BILLIONS LOST IN TOURISM SECTOR

  • Around P2bn lost annually
  • Expatriates repatriate cash
  • Tourism companies ‘shun’ local suppliers
  • Foreign owned tourism companies ship out profits

KEABETSWE NEWEL

The foreign controlled – yet highly lucrative Botswana tourism sector could be losing approximately P2 billion annually as ‘leakages’ to foreign countries, it has emerged.

Initially it was revealed by financial market experts that around 70 percent of tourism sector transactions take place in foreign countries, which means only a fraction is being pumped into the local economy, while the rest was lost as leakages.

However, former Bank of Botswana (BoB) Deputy Governor, Dr Keith Jefferis revealed this week in his first quarter (q1) economic review that the 70 percent figure reported as leakages was incorrect. Dr. Jefferies is Managing Director (MD) at an economic think tank, Econsult Botswana. Together with his team, they estimate leakages in the tourism sector to around 26 percent of the sector’s contribution to Gross Domestic Product (GDP).

Assuming that Econsult’s 26 percent leakages (on average) is anything to go by, it still means Botswana losses billions annually. According to the World Travel and Tourism Council (WTTC), tourism directly contributed P7.13 billion, around 3.8 percent to Botswana economy in 2017.

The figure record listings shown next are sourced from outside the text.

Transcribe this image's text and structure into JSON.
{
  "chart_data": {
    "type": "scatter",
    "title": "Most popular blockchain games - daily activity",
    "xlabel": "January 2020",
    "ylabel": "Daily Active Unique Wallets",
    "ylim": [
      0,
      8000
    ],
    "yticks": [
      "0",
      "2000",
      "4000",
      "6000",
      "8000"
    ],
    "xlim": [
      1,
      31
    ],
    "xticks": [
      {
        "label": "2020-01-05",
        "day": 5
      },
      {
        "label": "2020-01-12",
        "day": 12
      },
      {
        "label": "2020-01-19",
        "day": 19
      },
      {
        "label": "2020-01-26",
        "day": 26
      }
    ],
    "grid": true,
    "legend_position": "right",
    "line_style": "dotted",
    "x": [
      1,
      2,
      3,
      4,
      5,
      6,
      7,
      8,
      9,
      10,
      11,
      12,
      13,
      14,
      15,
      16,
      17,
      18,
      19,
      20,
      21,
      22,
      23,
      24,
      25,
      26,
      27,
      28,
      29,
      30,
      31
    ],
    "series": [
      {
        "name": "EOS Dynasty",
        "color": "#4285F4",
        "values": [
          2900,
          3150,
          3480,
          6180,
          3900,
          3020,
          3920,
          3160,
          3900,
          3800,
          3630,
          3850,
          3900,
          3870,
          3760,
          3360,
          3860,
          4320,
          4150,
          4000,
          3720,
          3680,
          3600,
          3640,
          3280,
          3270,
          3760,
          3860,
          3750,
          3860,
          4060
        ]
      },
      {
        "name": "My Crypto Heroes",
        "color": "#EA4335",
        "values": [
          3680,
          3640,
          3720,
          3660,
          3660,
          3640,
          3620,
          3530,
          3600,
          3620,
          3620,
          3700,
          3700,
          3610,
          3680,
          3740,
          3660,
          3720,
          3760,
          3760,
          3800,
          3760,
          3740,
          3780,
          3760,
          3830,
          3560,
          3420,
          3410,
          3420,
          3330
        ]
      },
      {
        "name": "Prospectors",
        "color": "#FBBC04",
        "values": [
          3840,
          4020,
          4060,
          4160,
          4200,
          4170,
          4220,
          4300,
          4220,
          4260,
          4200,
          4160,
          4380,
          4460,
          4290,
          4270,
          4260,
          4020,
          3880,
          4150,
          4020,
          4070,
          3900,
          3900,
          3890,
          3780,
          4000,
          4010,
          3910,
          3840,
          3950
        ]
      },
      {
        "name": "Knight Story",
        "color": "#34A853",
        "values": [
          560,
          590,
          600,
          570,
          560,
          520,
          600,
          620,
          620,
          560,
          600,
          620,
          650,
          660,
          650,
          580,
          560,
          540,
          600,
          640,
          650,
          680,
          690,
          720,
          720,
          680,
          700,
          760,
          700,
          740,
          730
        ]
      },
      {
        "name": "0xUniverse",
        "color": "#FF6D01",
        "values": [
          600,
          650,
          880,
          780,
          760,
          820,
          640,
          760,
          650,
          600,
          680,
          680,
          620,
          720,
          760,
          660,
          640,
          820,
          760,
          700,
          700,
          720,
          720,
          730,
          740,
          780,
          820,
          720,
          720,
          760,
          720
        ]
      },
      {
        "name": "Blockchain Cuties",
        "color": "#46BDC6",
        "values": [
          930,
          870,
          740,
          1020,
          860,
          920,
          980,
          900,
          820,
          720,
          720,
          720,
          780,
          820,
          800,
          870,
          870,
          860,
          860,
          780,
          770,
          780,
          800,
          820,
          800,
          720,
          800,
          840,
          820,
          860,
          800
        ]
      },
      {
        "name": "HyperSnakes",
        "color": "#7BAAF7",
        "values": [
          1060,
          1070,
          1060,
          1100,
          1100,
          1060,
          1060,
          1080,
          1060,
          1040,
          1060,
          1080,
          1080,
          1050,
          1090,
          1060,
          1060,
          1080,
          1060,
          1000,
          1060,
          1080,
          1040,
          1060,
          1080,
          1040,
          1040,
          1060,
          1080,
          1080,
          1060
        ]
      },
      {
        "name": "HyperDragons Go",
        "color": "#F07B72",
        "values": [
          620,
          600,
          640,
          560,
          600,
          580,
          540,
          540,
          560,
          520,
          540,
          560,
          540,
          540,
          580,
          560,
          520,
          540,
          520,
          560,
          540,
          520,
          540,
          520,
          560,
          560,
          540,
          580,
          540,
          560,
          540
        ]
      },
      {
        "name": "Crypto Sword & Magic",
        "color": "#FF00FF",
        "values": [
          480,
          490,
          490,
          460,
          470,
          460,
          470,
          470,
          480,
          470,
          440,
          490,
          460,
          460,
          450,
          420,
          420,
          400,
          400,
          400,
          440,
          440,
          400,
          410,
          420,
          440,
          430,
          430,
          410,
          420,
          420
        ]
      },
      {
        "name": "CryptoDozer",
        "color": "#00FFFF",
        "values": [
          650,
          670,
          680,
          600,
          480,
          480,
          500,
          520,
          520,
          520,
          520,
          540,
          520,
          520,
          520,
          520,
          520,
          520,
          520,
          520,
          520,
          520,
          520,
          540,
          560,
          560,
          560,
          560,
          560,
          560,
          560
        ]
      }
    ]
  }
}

Econsult believes that leakages are at around 26 percent, while 74 percent goes into Botswana’s economy. It would mean that the value of P7.13 billion added to the local economy by tourism sector in 2017, was actually 74 percent of the actual value after 26 percent was lost as leakages. The 26 percent would calculate to just around P2 billion.

The nature of international tourism operators is that they want bills paid upfront before tourists can even touch their destinations, meaning if you visit Botswana from as far as New York, accommodation fees are paid ahead of your trip. It boils down to a network of foreign based booking agencies, where bookings are done from international agencies based in Switzerland, Geneva or Cape Town or New York. The service fees and associated benefits are being accrued outside the country.

According to Econsult, the bulk of tourism packages are sold on a wholesale basis to travel agents based in the countries from where the international tourists originate, and those travel agents offer Botswana packages alongside tourism packages from other destinations, in order to provide their clients with a wide range of options. To this wholesale commodity, other elements are added in determining the price that the final consumer pays. Econsult said first, the cost of transportation between the tourist’s home country and Botswana. Secondly, the retailer’s margin or mark-up, which represents the costs of distributing the product in the consumer’s country of residence. “These amounts are earned and paid outside of the country, and in economic terms do not represent part of Botswana’s GDP earnings from the sale of tourism product,” Econsult revealed.

Dr. Jefferies and his team mentioned several channels whereby Botswana’s gross tourism export earnings (measured at the border) might “leak” out of the country. They said first, tourism products require the consumption on inputs (e.g. food) that may be sourced within Botswana, or imported. Secondly, some of the employees will be expatriates, who repatriate some of their earnings to their home countries. And thirdly, a part of the ownership of tourism companies may be by non-citizens, who send profits out of the country, according to Jefferies.

“ All three channels result in payments flowing out of the country (balance of payments debits) so that the net foreign exchange (forex) earnings are less than the gross forex earnings. It is this ratio – of net tourism forex earnings to gross forex earnings – that is important from an economic perspective, and is the appropriate measure of “leakage,” said the economists.
They added that the net forex earnings – those retained in the country – are used for various purposes, including taxes, royalties and concession fees to government and the community, wages of citizen staff, inputs sourced domestically, profits paid to local shareholders, and money retained in the business for reinvestment.

The Okavango Delta and other lucrative concessions are controlled by a handful of foreign owned companies in Wilderness Safaris, Chobe Holdings Limited through its subsidiaries Desert and Delta and Ker & Downey. Others are Kwando Safaris and Belmond Safaris to mention but a few.

Econsult said there is need to secure a greater share of the value chain for Botswana by trying to enter the “non-Botswana” components of the value chain.

Further, the think tank said there is need to extend Air Botswana’s services, or to encourage other Botswana-based airlines, to provide more flights into the country, so as to earn a larger share of visitors’ travel expenditure. Another option is to try and earn some of the retail margin, either by directly owning travel agents and tour operators in other countries, or through moving sales towards Botswana-based online platforms.

Other priorities according to Econsult should be attracting holiday tourists to different parts of Botswana, reducing the concentration on the northern wildlife areas, attracting different holiday visitor types (not just high income visitors, for instance, attracting backpackers), developing tourism for meetings, conferences and events (MICE visitors) and attracting visitors from Asia. Further, tourism companies were encouraged to buy a larger proportion of their supplies and other inputs locally.